Thought Leader Interview

Jim Davis, Senior Vice President and Chief Marketing Officer for SAS, is responsible for providing strategic direction for SAS products, solutions and services and presenting the SAS brand worldwide.
Davis joined SAS in 1994 as an enterprise computing strategist focused on IT issues. He later served as program manager for data warehousing, one of SAS' first global projects to incorporate customer feedback in the development process. It was in this role that he began to develop the model for continuous communication among engineers, marketing experts and customers that he champions today. From there he was promoted to Director of Product Strategy and then vice president of Worldwide Marketing before assuming his current role.
Denis Pombriant: Jim, analytics has been an important topic for large and small enterprises for decades, but today the subject is taking on extra significance. What's driving the renewed interest?
Jim Davis: I believe a number of factors. I think we're all aware of the data volumes that are out there today, and some estimates have data doubling every 18 months. Some people say it's doubling every two years. We can debate that all we want, but I think the fact of the matter is there's just a tremendous amount of data out there, and people understand that if they can make sense of that information, it can give them not only the ability to just remain competitive in the markets, but also help them float through the down markets as well. So that's one piece.

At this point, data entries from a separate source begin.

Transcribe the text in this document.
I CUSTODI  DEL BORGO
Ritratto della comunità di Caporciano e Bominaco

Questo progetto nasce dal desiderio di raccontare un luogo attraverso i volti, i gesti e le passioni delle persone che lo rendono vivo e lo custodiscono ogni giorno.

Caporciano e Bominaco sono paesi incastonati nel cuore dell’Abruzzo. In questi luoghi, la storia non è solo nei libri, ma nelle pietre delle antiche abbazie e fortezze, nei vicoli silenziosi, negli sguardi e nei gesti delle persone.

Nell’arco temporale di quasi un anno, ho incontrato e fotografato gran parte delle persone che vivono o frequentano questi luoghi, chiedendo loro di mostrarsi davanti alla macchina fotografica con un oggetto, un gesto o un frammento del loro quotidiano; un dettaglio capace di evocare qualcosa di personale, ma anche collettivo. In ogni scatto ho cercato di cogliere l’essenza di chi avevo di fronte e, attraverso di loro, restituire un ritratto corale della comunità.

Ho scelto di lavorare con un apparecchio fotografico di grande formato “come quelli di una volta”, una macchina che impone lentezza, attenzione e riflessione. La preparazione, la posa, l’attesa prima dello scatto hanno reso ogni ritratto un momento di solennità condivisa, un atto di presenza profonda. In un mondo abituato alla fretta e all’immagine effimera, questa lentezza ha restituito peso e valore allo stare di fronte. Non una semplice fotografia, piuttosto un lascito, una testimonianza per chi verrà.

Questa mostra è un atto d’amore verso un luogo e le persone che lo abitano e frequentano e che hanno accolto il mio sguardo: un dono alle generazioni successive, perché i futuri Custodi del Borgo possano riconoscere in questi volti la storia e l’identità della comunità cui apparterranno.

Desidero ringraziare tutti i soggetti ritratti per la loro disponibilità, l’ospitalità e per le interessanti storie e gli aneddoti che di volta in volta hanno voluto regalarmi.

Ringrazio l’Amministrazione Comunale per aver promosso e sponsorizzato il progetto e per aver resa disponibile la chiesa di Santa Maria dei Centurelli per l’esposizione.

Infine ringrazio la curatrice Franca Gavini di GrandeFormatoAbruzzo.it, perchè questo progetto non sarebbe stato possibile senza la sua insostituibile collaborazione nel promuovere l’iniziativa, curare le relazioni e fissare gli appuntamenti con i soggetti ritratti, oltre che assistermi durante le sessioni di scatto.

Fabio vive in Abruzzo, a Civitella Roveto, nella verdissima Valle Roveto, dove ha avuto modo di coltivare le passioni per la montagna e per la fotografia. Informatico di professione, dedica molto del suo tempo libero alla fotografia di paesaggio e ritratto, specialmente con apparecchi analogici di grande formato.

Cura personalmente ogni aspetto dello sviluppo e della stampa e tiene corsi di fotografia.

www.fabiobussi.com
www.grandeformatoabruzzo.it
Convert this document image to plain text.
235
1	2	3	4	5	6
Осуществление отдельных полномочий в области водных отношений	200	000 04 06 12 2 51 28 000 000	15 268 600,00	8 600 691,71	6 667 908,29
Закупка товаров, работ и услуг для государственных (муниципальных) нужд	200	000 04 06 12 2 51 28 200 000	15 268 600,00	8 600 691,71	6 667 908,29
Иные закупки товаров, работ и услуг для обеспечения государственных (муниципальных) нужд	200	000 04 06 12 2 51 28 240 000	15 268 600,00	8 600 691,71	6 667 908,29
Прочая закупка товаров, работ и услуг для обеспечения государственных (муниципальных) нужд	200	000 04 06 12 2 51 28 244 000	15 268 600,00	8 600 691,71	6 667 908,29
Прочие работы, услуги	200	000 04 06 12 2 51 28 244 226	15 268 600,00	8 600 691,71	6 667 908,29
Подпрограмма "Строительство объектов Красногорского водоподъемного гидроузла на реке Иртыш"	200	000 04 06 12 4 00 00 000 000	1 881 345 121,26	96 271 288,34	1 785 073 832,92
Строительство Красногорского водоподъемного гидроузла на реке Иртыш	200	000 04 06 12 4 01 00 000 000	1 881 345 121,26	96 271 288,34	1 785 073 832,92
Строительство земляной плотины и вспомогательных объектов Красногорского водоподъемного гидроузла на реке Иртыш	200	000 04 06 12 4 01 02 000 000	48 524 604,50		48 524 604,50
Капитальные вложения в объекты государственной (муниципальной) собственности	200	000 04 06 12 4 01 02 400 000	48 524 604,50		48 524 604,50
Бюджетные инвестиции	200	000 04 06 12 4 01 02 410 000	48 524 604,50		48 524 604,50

I also think, if there has been a silver lining in the dark economic cloud that we've been dealing with the past couple of years, it's been the need to be more efficient, be more fact-based in our decision making. I think that silver lining in the cloud has been analytics, and creating an awareness of what analytics can do for an organization, taking it into the enterprise well beyond where it might have been in the past. I think it's going mainstream.
High-end analytics used to require expensive computing power. I think, when we look at storage and computing power now, it's cheap compared with where it's been in the past, so more people can use it. If we look at the last couple of years, not only have businesses become smarter but consumers have become smarter as well. So the way in which we deal with consumers of our products has to be much more targeted.
And then, there's also the issue of transparency in an organization, particularly in financial institutions and measuring risk, based on some of the issues and problems that we've had in the past few years with financial institutions. Nobody wants to go through that again. So there's a lot of demand for calculation of risk, making sure that something like we've experienced doesn't happen again.